Senate Passes Legislation on Veterans, Healthy Youth, Physical Education, Social Media Privacy

We share this press release from the Senate President’s office on legislation passed on the last day of formal sessions until January.

For Immediate Release

November 18, 2015

Senate Passes Legislation on Veterans, Healthy Youth, Physical Education, Social Media Privacy

Boston – Today the Massachusetts Senate passed a variety of pieces of legislation covering veterans, public education and social media privacy. Today’s session wrapped up the formal legislative sessions for the legislature until January.

“One of our most important obligations is to honor and protect those who have fought for our country. The veterans’ legislation we passed today ensures we are doing all we can to make Massachusetts a leader when it comes to supporting our vets,” said Senate President Stan Rosenberg (D-Amherst). “The Senate also used the last day of session to bolster our long list of accomplishments from the past year by passing bills tackling fentanyl trafficking, promoting healthy youth, and protecting workers and students privacy when asked for their social media passwords from employers or education institution.”

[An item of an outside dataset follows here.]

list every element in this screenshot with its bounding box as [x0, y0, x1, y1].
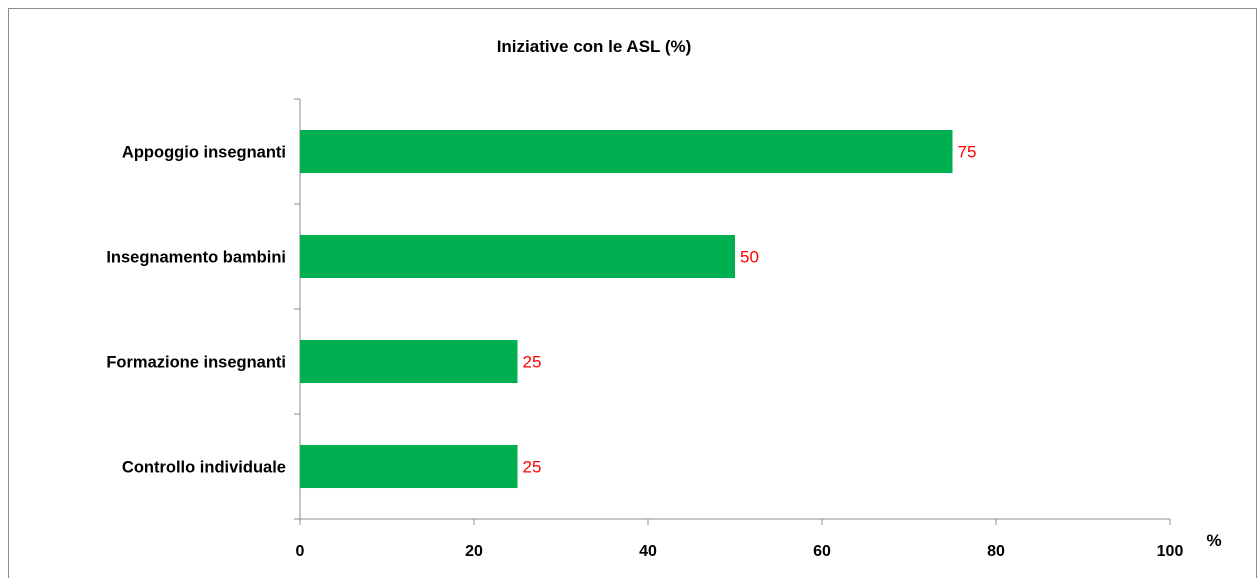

“I am pleased to stand with my colleagues in passing these important pieces of legislation for our veterans in the Commonwealth,” said Senator Mike Rush (D-Boston).   “These new provisions are excellent illustrations of why Massachusetts continues to lead the nation in providing benefits and protections to our veterans.”

“Our comprehensive work in the Senate today honors our veterans, punishes drug traffickers, protects the privacy of social networking users, strengthens the physical education of children, and clears the way for an expansion of solar energy projects,” said Senate Minority Leader Bruce Tarr (R-Gloucester). “While we have achieved significant progress on a host of issues this term, we have much more to do.”

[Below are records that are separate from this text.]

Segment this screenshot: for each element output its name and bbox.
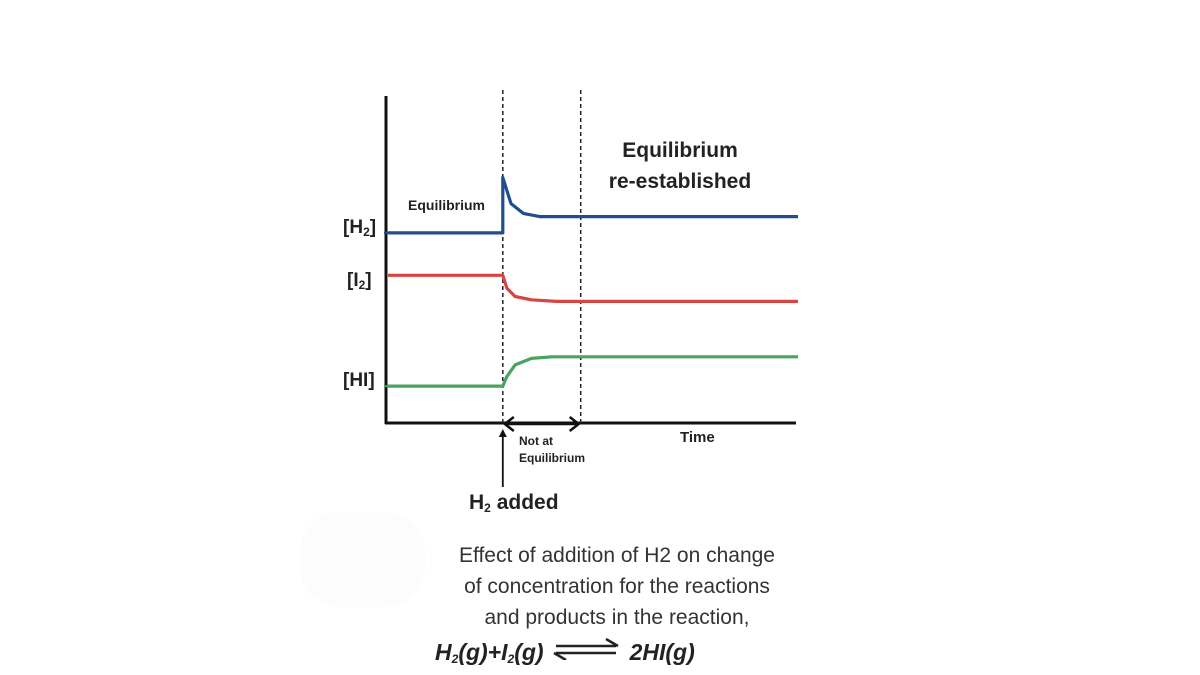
span-arrow-right-icon	[568, 416, 581, 432]
not-at-line-1: Not at	[519, 434, 553, 448]
equilibrium-arrow-icon	[552, 638, 619, 660]
caption: Effect of addition of H2 on change of co…	[417, 540, 817, 633]
y-label-i2: [I2]	[347, 270, 372, 292]
not-at-line-2: Equilibrium	[519, 451, 585, 465]
reestablished-line-1: Equilibrium	[622, 139, 738, 162]
x-axis-label: Time	[680, 429, 715, 446]
not-at-equilibrium-label: Not at Equilibrium	[519, 433, 585, 467]
reestablished-line-2: re-established	[608, 170, 752, 193]
background-blur	[300, 512, 425, 607]
reaction-equation: H2(g)+I2(g) 2HI(g)	[435, 638, 695, 666]
caption-line-2: of concentration for the reactions	[464, 575, 770, 598]
span-arrow-left-icon	[502, 416, 515, 432]
equilibrium-label: Equilibrium	[408, 197, 485, 213]
series-line-i2	[388, 273, 798, 303]
series-line-h2	[388, 175, 798, 235]
h2-added-label: H2 added	[469, 491, 559, 515]
equilibrium-reestablished-label: Equilibrium re-established	[590, 135, 770, 197]
series-line-hi	[388, 355, 798, 388]
y-label-hi: [HI]	[343, 370, 375, 391]
caption-line-3: and products in the reaction,	[484, 606, 750, 629]
h2-added-arrow-head-icon	[498, 429, 507, 437]
y-label-h2: [H2]	[343, 217, 377, 239]
caption-line-1: Effect of addition of H2 on change	[458, 544, 775, 567]
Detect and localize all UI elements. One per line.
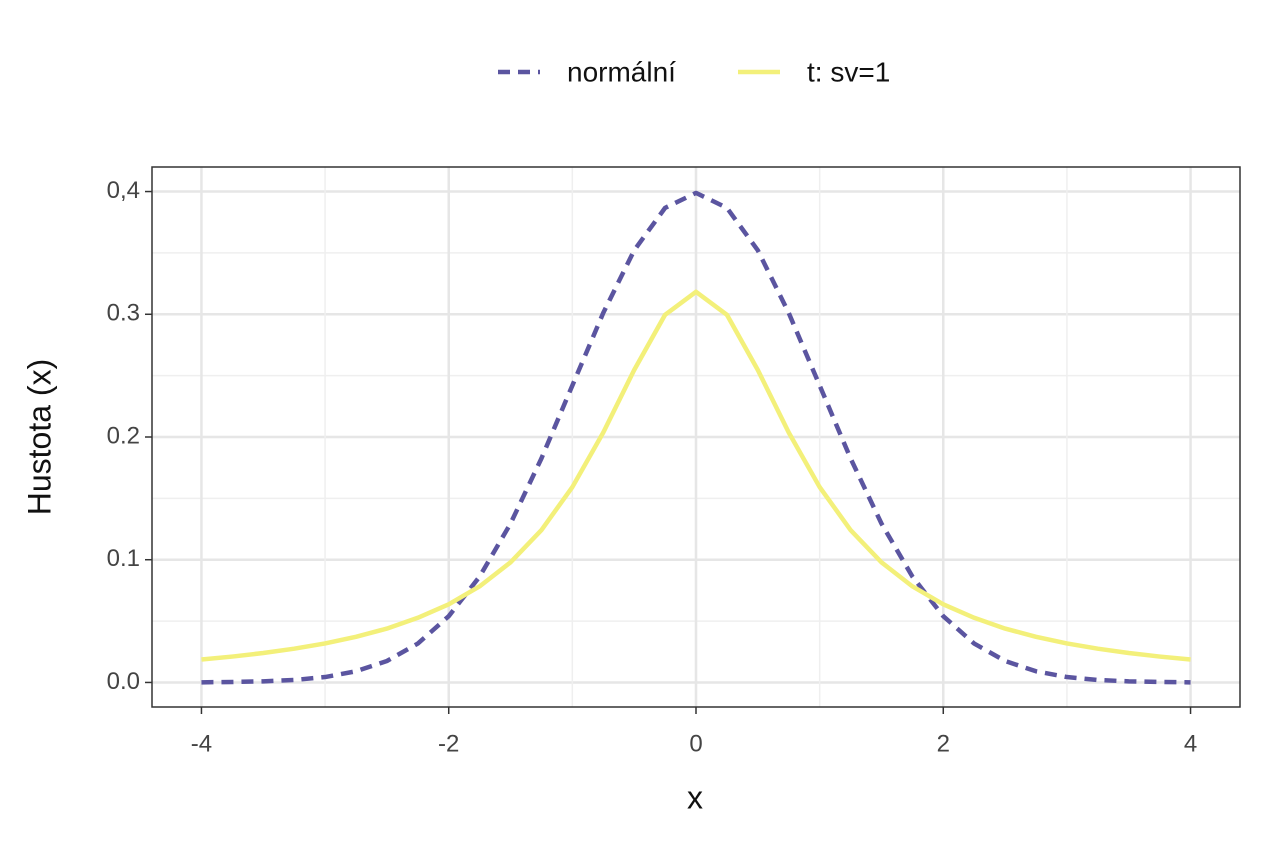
y-tick-label: 0.1 <box>107 545 140 572</box>
x-tick-label: -4 <box>191 730 212 757</box>
y-tick-label: 0.2 <box>107 422 140 449</box>
legend-label: normální <box>567 56 676 87</box>
legend-label: t: sv=1 <box>807 56 890 87</box>
y-tick-label: 0.3 <box>107 300 140 327</box>
x-tick-label: -2 <box>438 730 459 757</box>
series-line <box>201 190 1191 685</box>
x-tick-label: 2 <box>937 730 950 757</box>
x-tick-label: 4 <box>1184 730 1197 757</box>
x-axis-title: x <box>687 779 703 815</box>
x-tick-label: 0 <box>689 730 702 757</box>
y-axis-title: Hustota (x) <box>21 359 57 515</box>
y-tick-label: 0.0 <box>107 668 140 695</box>
y-tick-label: 0,4 <box>107 177 140 204</box>
series-line <box>201 289 1191 662</box>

The veterans’ legislation covers numerous areas of protecting and providing benefits to our veterans.

H.1641, The Stolen Valor Act criminalizes the practice of falsely representing oneself as military personnel, a veteran or a recipient of specific military honors in order to receive money, property or a tangible benefit. This crime would be punishable by a fine of $1,000 and imprisonment of not more than one year.

H.3243, An Act providing free park access to Purple Heart recipients waives entrance or parking fees at state parks, forests, and reservations for recipients of the Purple Heart. Under current law, only disabled veterans or handicapped persons whose vehicles bear distinctive license plates are allowed free access to these public spaces.

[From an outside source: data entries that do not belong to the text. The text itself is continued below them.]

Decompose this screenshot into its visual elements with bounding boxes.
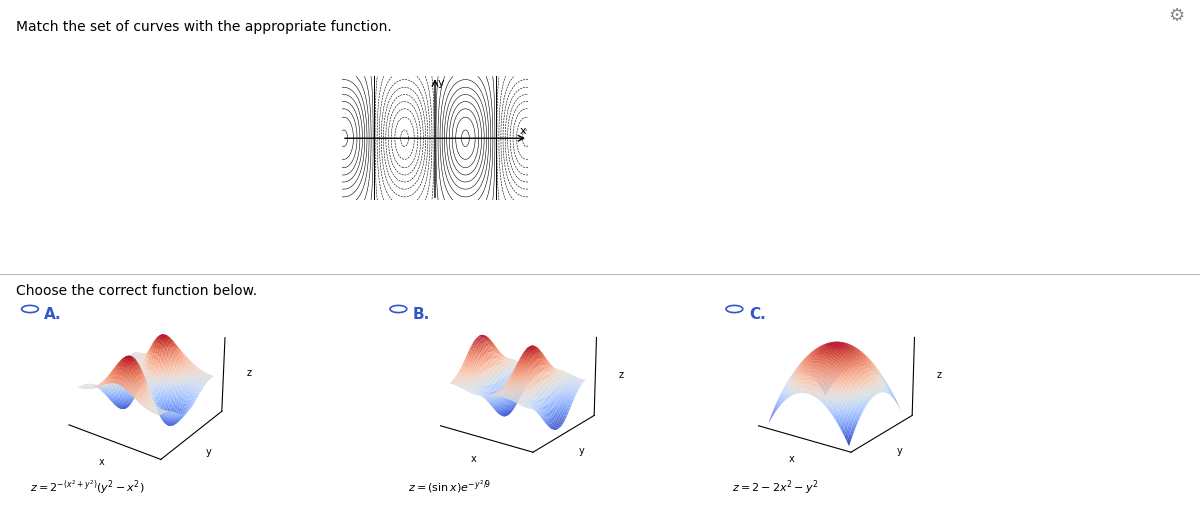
Text: $z=2^{-(x^2+y^2)}(y^2-x^2)$: $z=2^{-(x^2+y^2)}(y^2-x^2)$ (30, 479, 144, 496)
Text: x: x (520, 126, 526, 136)
Y-axis label: y: y (578, 445, 584, 456)
Text: y: y (438, 78, 444, 88)
Text: Match the set of curves with the appropriate function.: Match the set of curves with the appropr… (16, 20, 391, 34)
Text: Choose the correct function below.: Choose the correct function below. (16, 284, 257, 298)
Text: C.: C. (749, 307, 766, 322)
Text: B.: B. (413, 307, 430, 322)
Text: A.: A. (44, 307, 62, 322)
Text: $z=(\sin x)e^{-y^2/9}$: $z=(\sin x)e^{-y^2/9}$ (408, 479, 491, 495)
X-axis label: x: x (470, 454, 476, 463)
X-axis label: x: x (788, 454, 794, 463)
Y-axis label: y: y (205, 447, 211, 457)
X-axis label: x: x (100, 457, 104, 467)
Text: ⚙: ⚙ (1169, 7, 1184, 25)
Text: $z=2-2x^2-y^2$: $z=2-2x^2-y^2$ (732, 479, 818, 497)
Y-axis label: y: y (896, 445, 902, 456)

Several other bills passed by the Senate impose additional fines and penalties for the destruction of veterans’ gravesites, including for the destruction or removal of gravestones and gravemarkers and the removal or destruction of veteran, police, and firefighter commemorative flag holders and flags.

In addition to the veterans bills the Senate also passed:

An updated amendment of the solar net metering legislation that would increase the cap on residential and commercial projects.  Notably, the amendment seeks to ensure the future growth of community shared solar and virtual metering while grandfathering in existing projects. Promoting continued solar growth is essential to help the Commonwealth reach the goals for the reduction of greenhouse gas emissions established in the Global Warming Solutions Act.

  1. 3798, An Act Relative to the Trafficking of Fentanyl, this bill would penalize, with up to 20 years in prison, anyone who traffics in fentanyl, a dangerously strong narcotic often mixed with heroin. In addition any derivative of fentanyl, and knowingly or intentionally manufacturing, distributing, dispensing, or possessing with intent to manufacture, distribute, and dispense within the Commonwealth is subject to the same penalties. The bill now goes to the Governor for his signature.

  2. 2013, An Act Relative to Healthy Youth, requires each school district, public school and charter school that offers sexual health education to provide medically accurate, age-appropriate education.   The bill also requires schools that offer sexual health education to adopt a written policy ensuring notification to the parent or legal guardian and the right of the parent or guardian to withdraw a child from the education program.

  3. 1976 An Act to Promote Quality Physical Education, updates the current statutory requirement that physical education be taught in all public schools to include charter schools. The bill re-defines physical education to include physical activity, fitness, nutrition and wellness and requires physical education to be age appropriate and evidence-based.

S.2034, An Act Relative to Social Media Privacy Protection, prohibits any public or private institution providing elementary, secondary or higher education from requiring a student or applicant to disclose a user name, password or other means of access to a personal social media account or service. In addition, the bill prohibits any employer from requiring an employee or applicant to disclose a user name, password or other means of access to a personal social media account or service.

The bill also prohibits any employer from requiring an employee or applicant, as a condition of employment or consideration for employment, to include any employer or employer’s agent on a list of contacts associated with a social media account or service.

The Senate will return to formal sessions in January.